Читать книгу «Кто ты?». Часть 1 - Чингиз Алиев - Страница 5
Глава 3
ОглавлениеДома мать рассказала дяде о пророчестве сеида Габиба о моей ожидаемой жизни в России. При этом она плакала не скрываясь. Дядя громко смеялся и говорил:
– Перестань плакать. Мало ли что болтает подросток, хоть он и из религиозного клана.
– Но ведь ты знаешь, Бабир, – так звали дядю моего, – что что бы ни говорили эти братья, обязательно сбывается.
– Ну и что, что сбывается. Между прочим, я сам с удовольствием жил бы в России. Русские, я вам скажу, очень хорошие люди. Я воевал вместе с ними. А главное, и это надо всегда помнить, что русских невозможно победить, если ими руководит правильный человек. Я это видел своими глазами.

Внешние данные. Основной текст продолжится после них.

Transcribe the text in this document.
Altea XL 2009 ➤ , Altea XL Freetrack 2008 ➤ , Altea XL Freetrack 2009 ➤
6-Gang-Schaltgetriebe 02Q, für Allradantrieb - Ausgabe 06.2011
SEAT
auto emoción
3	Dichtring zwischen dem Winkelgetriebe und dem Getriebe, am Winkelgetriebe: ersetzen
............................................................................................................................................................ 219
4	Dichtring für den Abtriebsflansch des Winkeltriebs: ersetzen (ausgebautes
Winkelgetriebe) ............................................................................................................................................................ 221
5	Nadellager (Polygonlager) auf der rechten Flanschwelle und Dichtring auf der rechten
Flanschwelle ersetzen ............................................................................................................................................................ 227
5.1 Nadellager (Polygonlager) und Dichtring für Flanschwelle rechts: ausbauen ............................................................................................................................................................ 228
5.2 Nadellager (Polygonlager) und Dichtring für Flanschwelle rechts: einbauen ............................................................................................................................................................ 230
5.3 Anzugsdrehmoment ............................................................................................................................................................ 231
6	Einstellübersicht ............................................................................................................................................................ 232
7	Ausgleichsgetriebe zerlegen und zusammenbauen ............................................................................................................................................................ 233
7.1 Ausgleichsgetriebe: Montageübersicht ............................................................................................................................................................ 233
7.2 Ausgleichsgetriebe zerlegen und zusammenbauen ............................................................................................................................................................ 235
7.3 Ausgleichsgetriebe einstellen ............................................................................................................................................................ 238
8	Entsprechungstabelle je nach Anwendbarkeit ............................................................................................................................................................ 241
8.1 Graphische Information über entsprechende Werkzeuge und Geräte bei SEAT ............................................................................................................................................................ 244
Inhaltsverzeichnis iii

– Я не выдержу, если то, что говорил сеид Габиб, окажется правдой.
– Да выбрось ты все это из головы! От судьбы не уйдешь. Ты лучше собирай наши вещи, и послезавтра мы с Чингизом поедем в горы. Здесь уже становится жарко, а из колхоза в Лачинский район едет полуторка. Я договорился с ними. Они нас возьмут до района, а оттуда доберемся на лошадях.
Каждый год, как становилось жарко, мы уезжали в горы до самых похолоданий. Жили в основном у родственников. Очень редко возводили свой временный шатер. Поэтому горы я знал хорошо. Мог назвать все места пристанищ и найти их без посторонней помощи.
Попытаться описать красоты наших Кавказских гор – дело безнадежное, потому что невозможное. Их надо видеть, чувствовать. И я каждый раз с большой радостью отправлялся туда. После пыльной деревенской жизни эти горные пейзажи, чистые, как слезы озера, загадочные родники, водопады, разноцветные пастбища, отдельные снежные сугробы – в общем, все и вся впечатляло своей гармонией и божественностью.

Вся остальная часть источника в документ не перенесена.